Grass and some weeds in a pond can look pretty up to a point, but if they overgrow, they can cover the pond and affect its function. Removing weeds and grass around a pond is not something to take lightly. You cannot use just any herbicide to remove vegetation around water. Things like wildlife and recreation must be taken into consideration so you don't cause any harm. There are a few chemicals on the market that are allowed for use in water.
Determine what kind of weeds you are dealing with. There are generally four types: weeds around the edge, emergent weeds in the water, submerged weeds in the water and algae that have no roots.
Apply a natural vegetation killer to grasses and weeds along the land around the water. Salt or vinegar will both kill grass and weeds and are not toxic. Spray the vinegar on the vegetation or sprinkle salt. This is a good method if all you have are weeds around the edge and none in the pond.

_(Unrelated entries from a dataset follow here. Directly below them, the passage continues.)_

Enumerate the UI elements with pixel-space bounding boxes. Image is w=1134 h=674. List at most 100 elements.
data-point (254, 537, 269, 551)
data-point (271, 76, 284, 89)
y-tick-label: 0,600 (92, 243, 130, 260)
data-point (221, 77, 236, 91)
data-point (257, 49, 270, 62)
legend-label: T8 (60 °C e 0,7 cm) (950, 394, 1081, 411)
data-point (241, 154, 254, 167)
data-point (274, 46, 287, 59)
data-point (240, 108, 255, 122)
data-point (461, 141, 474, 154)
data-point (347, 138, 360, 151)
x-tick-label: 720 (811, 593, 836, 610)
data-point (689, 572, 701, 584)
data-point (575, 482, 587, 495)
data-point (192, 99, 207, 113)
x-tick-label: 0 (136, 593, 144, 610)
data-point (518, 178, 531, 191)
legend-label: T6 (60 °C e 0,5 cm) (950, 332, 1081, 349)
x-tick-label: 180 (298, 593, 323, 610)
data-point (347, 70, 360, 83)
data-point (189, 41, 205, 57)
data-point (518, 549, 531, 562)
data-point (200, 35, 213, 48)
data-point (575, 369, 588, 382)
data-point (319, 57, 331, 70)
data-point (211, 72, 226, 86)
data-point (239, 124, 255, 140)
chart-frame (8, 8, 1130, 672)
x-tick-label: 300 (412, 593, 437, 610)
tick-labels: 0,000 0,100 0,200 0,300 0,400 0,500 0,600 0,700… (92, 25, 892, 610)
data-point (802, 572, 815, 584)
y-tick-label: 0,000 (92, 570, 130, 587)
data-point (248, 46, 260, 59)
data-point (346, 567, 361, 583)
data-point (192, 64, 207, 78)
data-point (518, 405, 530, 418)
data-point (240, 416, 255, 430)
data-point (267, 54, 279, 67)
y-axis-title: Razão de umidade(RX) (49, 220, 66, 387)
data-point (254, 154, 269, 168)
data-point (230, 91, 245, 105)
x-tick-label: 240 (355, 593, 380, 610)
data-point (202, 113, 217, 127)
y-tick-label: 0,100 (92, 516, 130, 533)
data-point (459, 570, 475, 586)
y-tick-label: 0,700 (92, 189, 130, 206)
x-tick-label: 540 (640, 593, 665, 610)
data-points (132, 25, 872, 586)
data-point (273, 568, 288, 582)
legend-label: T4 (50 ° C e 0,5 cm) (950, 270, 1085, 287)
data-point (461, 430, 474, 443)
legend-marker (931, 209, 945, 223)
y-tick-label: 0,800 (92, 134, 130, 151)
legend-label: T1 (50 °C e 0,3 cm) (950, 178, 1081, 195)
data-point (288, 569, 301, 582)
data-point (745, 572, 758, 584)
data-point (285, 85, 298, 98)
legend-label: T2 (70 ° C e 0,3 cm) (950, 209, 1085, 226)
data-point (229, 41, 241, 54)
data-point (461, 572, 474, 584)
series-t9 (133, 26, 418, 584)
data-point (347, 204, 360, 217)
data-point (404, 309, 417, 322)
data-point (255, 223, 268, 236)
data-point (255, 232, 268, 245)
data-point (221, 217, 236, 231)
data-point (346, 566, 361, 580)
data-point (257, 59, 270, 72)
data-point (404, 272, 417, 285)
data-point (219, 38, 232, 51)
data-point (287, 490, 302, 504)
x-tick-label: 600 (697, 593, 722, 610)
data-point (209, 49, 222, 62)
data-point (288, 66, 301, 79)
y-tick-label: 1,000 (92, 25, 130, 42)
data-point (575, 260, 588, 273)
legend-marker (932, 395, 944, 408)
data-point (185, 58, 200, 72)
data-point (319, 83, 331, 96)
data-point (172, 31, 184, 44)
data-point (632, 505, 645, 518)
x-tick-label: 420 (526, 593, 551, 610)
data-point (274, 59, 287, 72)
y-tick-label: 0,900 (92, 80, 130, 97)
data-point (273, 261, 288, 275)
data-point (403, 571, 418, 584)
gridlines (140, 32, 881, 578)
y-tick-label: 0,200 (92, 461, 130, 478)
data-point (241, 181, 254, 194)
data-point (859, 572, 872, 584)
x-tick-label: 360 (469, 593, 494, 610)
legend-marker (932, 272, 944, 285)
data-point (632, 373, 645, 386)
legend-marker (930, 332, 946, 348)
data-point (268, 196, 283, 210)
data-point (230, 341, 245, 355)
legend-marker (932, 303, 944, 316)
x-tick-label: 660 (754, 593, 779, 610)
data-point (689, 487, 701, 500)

Pick a safe herbicide for water. There are only a few herbicides listed as safe for ponds and waterways. If your pond supports wildlife such as fish or waterfowl or it is used for recreation like swimming or fishing, you will want to use one of these. The chemical you pick will depend on the weed issues you have. Some do better at certain types, such as submerged weeds, than others. Choose a chelated copper herbicide for algae and weeds without roots. Fluridone is for water plants but doesn't do well on algae. Diquat does well with submerged weed and algae, and glyphosate is best on weeds on the edge of the water and emergent plants.
Add the recommended amount of chemical to a spray container and spray the offending weeds if this is how it is to be administered. Some chemicals are to be poured in the water and the amount depends on the water volume of the pond.
Wait the appropriate number of days before resuming activities. Some chemicals will list a waiting period for fishing, swimming, livestock use or other activities. Follow these closely to avoid illness or worse.